JULIUS. Und wie ist Ihr Plan?

ASPERMONTE. Ich habe zwanzig Bewaffnete zusammen, und die denk ich in zwei Haufen zu teilen – mit dem einen fallen wir ins Kloster, und versichern uns ihrer Person – der andre soll mit dem Reisegeräte an der Gartentür auf uns warten – ein Schiff liegt bereit, und der Wind ist vortrefflich.

JULIUS. Aber Sie haben doch auch für Blankas Bequemlichkeit gesorgt?

ASPERMONTE. Als wenn sie meine Geliebte wäre.

JULIUS. Ich dank Ihnen; aber, lieber Aspermonte, ich hab es nie so stark gefühlt, was Vaterland sei, als itzt.

ASPERMONTE. Prinz, noch ist es Zeit! – Verlassen Sie Tarent nicht, wenn Sie es ungerne verlassen.
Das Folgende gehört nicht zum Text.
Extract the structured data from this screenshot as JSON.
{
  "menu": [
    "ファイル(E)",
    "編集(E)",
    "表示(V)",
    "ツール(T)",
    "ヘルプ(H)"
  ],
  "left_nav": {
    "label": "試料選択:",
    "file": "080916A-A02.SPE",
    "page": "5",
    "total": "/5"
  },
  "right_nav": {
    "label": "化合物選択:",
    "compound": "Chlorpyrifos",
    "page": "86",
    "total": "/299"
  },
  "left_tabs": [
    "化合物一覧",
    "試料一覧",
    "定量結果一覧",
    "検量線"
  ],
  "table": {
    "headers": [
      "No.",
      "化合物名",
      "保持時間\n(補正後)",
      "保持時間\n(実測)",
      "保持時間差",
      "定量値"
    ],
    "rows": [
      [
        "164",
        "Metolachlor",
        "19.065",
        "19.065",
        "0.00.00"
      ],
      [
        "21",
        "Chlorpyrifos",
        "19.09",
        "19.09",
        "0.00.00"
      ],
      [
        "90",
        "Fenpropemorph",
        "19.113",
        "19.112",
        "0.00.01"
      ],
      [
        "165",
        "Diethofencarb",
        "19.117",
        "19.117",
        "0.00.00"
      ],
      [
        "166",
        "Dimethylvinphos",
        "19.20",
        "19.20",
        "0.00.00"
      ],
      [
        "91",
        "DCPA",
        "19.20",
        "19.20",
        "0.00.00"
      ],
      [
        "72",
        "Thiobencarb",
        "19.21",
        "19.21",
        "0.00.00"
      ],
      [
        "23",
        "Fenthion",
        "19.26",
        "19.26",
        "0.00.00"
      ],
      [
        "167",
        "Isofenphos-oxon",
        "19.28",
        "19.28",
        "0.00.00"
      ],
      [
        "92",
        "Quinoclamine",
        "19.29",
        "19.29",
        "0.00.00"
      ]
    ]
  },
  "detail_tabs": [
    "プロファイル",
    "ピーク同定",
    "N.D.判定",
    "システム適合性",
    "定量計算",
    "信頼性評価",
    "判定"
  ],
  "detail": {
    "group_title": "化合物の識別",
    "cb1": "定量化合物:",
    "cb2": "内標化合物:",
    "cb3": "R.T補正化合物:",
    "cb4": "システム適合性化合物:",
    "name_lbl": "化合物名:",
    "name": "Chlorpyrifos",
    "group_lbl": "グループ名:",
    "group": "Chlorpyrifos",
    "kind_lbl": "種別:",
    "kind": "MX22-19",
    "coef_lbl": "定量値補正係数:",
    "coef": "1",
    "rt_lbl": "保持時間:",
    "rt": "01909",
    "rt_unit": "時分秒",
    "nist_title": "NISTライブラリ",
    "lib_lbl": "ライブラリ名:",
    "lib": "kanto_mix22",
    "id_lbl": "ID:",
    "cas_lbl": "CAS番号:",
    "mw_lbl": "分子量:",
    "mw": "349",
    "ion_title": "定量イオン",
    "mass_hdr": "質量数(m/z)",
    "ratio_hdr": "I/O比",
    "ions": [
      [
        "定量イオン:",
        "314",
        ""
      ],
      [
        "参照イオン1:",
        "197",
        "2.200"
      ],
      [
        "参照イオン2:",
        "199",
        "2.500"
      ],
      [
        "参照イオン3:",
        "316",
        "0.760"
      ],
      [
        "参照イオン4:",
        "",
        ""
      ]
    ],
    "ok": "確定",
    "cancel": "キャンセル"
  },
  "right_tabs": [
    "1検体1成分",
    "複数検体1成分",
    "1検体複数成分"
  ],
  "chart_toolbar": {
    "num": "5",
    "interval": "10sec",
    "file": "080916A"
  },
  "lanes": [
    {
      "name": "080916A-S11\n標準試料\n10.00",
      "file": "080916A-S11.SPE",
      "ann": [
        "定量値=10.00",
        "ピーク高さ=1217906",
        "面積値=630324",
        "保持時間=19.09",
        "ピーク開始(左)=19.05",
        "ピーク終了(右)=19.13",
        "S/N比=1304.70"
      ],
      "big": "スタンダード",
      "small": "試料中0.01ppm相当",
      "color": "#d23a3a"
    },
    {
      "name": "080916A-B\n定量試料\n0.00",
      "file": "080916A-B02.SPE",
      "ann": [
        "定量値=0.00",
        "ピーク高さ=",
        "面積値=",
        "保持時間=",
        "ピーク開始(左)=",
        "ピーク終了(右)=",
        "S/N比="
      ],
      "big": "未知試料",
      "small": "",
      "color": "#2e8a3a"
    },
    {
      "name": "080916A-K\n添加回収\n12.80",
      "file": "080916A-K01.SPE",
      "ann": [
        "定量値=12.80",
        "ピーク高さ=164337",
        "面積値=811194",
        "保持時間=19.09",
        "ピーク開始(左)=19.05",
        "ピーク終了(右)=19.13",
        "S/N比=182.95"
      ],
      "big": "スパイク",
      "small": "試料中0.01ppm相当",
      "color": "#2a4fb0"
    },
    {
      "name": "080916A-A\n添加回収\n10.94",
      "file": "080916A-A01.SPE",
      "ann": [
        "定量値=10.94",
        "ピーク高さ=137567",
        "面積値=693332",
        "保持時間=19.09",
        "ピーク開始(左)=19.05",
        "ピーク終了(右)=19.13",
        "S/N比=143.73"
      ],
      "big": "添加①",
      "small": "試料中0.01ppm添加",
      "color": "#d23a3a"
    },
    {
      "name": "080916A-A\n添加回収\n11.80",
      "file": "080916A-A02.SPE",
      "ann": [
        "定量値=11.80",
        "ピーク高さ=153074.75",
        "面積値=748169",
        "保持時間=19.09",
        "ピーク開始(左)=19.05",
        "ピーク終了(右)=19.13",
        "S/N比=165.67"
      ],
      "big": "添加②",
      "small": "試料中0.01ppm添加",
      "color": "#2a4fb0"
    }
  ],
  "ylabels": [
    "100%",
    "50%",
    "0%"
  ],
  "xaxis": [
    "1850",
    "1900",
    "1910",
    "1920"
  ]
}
JULIUS. Ich verlasse es wie ein Weiser das Leben, gerne, aber unwillkürliche Schauer regen sich – und für die kann er nicht.

ASPERMONTE. Haben Sie Ihren Spazierritt ge macht?

JULIUS. Ja, und diese melancholischen Empfindungen sind eben die Frucht davon. Ich habe mir das Bild aller dieser Gegenden tief eingeprägt; es ist so angenehm in einer weiten Entfernung die väterlichen Fluren in Gedanken zu durchirren; – das soll mir Stoff für meine zukünftigen schwärmerischen Abende sein. Und ich versichere Sie, es ist hier kein Bach, kein Hügel, der mir nicht durch eine kleine Begebenheit aus meiner Kindheit, oder Jugend merkwürdig wäre – wirklich nur durch kleine Begebenheiten, deren Andenken aber dem Manne, den sie angehn, schätzbarer sind, als eine Weltgeschichte.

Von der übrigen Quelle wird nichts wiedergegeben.